Por su parte, el tiempo que el Parlamento dedica, en promedio, a analizar y discutir una ley bajó, entre el 2010 y el 2014, de dos horas y doce minutos a una hora y quince minutos, casi un 50 por ciento (Lendvai, 2018, loc. 1547). Se modificó, a su vez, el sistema electoral y se redibujaron los distritos, lo que ha favorecido a Fidesz. En la elección del 2014, con un 44.9 por ciento de los votos, Fidesz obtuvo el 66.8 por ciento de los escaños parlamentarios. (Recordemos que el 2010, con 70.7 por ciento obtuvo el 66.7 por ciento de los escaños). Los ministros de Estado, como, por ejemplo, en Alemania, son de la exclusiva confianza del Primer Ministro. Empleando un mecanismo conocido en Chile, la Constitución definió treinta leyes “cardinales”, que no pueden ser modificadas sino por 2/3 de los parlamentarios. con el objeto —según declaró Orbán sin ambages en una entrevista— de “atar las manos de los próximos diez gobiernos”.

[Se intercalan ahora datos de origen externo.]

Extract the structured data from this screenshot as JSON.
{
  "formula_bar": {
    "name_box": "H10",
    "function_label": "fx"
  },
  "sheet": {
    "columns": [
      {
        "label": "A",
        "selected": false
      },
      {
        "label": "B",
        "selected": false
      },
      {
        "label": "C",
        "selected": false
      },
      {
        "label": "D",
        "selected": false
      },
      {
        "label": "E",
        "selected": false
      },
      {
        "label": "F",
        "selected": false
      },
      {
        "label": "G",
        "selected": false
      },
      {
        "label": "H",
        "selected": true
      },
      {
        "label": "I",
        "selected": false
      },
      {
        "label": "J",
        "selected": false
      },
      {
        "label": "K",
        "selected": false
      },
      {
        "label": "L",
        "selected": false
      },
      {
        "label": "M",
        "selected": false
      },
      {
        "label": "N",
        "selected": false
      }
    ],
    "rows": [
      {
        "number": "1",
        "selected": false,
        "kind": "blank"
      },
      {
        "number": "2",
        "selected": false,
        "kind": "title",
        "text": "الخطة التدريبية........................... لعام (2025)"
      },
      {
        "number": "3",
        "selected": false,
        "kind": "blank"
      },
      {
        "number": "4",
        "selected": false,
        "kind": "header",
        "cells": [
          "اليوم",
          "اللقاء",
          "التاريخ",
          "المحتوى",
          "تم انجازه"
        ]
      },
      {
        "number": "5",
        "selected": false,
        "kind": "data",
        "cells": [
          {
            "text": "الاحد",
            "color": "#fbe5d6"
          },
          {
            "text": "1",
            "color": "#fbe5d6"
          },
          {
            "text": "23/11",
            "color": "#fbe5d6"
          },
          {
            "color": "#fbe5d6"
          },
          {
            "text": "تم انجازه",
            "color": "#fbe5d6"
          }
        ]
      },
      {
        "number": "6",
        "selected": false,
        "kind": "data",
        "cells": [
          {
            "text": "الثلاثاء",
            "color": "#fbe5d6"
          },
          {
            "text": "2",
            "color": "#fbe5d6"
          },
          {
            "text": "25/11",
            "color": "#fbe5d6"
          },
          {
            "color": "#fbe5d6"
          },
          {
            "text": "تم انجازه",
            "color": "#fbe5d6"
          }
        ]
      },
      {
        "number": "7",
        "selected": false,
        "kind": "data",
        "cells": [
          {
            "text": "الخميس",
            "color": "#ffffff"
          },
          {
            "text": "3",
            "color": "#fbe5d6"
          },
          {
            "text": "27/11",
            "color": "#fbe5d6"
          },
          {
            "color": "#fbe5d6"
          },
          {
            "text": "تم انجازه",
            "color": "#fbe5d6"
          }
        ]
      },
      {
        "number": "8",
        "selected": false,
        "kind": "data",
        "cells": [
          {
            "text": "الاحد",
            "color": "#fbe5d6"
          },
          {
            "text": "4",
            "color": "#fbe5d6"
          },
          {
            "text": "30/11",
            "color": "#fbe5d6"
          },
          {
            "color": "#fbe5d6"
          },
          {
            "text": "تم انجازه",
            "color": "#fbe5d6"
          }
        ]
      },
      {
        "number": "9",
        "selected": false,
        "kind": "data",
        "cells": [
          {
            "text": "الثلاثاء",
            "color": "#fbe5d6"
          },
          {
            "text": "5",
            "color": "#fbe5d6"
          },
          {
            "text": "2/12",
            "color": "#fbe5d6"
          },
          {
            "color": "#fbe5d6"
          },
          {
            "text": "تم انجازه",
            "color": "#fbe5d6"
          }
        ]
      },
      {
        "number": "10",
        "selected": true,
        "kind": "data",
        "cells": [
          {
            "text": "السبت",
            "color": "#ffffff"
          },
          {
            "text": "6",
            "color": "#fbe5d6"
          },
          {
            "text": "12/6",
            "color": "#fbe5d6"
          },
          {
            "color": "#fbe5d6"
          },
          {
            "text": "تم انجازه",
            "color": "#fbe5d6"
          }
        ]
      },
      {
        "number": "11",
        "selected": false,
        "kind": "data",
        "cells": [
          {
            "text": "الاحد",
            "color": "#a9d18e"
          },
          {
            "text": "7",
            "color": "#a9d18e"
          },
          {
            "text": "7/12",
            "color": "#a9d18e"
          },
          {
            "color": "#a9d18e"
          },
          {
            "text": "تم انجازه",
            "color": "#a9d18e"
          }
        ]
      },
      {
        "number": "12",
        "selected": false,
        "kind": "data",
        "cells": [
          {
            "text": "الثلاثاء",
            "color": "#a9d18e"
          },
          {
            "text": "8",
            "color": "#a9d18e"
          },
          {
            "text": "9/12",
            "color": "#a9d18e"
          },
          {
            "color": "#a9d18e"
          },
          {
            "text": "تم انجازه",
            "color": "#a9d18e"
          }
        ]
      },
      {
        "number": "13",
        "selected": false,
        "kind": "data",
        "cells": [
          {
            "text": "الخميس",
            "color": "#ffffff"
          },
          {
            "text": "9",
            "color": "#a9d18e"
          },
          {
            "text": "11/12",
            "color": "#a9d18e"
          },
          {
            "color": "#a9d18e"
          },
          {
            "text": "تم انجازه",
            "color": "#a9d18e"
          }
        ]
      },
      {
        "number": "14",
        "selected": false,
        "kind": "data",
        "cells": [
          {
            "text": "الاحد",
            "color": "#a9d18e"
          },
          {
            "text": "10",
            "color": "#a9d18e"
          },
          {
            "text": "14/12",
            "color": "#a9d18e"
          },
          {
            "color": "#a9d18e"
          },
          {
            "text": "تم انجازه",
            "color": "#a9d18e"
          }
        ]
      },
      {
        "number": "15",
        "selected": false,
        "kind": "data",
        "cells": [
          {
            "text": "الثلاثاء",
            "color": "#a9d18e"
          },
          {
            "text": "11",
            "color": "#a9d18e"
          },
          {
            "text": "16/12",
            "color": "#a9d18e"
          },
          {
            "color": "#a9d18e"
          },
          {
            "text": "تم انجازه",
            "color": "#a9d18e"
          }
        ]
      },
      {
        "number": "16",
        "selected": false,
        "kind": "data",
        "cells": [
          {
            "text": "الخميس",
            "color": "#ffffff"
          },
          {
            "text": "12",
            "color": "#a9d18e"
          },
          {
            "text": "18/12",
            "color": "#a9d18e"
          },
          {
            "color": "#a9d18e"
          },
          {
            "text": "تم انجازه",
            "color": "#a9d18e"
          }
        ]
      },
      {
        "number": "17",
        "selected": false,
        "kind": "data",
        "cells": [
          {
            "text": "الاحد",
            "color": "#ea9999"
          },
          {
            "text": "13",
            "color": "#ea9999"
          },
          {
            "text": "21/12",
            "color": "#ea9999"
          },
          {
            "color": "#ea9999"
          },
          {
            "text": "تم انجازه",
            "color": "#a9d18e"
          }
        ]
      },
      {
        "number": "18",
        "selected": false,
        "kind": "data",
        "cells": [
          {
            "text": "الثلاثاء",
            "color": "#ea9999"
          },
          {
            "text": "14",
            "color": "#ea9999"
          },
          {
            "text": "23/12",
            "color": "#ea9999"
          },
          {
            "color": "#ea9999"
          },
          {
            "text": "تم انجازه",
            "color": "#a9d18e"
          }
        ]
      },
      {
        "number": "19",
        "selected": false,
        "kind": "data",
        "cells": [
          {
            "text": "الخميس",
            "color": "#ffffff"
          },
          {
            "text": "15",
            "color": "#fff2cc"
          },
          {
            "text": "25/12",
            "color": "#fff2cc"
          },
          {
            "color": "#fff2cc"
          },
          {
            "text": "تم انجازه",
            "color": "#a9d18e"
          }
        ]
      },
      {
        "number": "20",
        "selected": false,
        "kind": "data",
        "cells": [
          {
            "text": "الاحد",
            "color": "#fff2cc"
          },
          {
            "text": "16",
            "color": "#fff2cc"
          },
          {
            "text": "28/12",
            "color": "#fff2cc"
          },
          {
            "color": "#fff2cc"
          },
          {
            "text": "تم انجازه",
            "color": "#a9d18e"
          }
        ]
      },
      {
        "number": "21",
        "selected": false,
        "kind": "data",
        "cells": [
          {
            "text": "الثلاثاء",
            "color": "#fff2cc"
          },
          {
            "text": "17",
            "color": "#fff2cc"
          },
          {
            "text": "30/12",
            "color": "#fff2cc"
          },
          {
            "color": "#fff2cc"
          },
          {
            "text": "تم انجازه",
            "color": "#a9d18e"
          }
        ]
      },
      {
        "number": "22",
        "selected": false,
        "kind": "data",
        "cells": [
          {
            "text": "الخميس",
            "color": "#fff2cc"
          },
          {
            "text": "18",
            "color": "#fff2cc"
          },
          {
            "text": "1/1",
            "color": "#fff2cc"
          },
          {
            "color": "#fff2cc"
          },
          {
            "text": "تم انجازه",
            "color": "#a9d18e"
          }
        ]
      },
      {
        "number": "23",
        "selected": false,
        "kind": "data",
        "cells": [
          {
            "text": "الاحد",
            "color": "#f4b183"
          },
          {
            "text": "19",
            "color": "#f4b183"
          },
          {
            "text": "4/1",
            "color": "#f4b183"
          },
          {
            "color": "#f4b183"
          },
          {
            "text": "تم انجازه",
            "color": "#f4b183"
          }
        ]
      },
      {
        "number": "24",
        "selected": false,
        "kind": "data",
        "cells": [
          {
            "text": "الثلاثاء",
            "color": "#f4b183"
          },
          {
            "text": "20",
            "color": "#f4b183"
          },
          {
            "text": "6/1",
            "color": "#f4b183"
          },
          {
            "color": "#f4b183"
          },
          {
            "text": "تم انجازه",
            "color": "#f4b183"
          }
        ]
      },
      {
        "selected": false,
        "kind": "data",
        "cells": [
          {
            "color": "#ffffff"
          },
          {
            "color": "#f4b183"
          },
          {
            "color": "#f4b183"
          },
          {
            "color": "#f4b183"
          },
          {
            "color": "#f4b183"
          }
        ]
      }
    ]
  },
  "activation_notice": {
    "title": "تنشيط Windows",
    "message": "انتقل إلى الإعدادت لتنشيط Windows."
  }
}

El partido controla absolutamente la televisión y radio estatales y la más importante agencia de noticias. No solo eso: creó una nueva agencia reguladora de los Medios de Comunicación y desde entonces, las frecuencias de canales y radios privados pasaron, fundamentalmente, a manos de empresarios pro Fidesz. Los principales diarios han sido comprados por empresarios pro Orbán, en especial los que eran de oposición. El Gobierno contribuye a su financiamiento comprando avisaje. Incluso los pocos medios de oposición que subsisten dependen del avisaje gubernamental. El 2018 la vasta red de medios de comunicación privados se fusionó en un solo conglomerado, una fundación sin fines de lucro controlada por Fidesz. Por otra parte, Orbán cerró la Central European University, que financia Georg Soros, y los subsidios gubernamentales a la cultura se dirigen a las instituciones pro Fidesz.
Con sus espectaculares resultados electorales, más frecuentes consultas populares informales se ha edificado y legitimado un poder autocrático difícil de contrarrestar. No es que no pueda perder las elecciones, no; es que es muy difícil que las pierda. Orbán aprueba cada candidatura a parlamentario de Fidesz, y como líder del partido mayoritario en el Parlamento, ha logrado juntar todo el poder en el partido y, por tanto, en él.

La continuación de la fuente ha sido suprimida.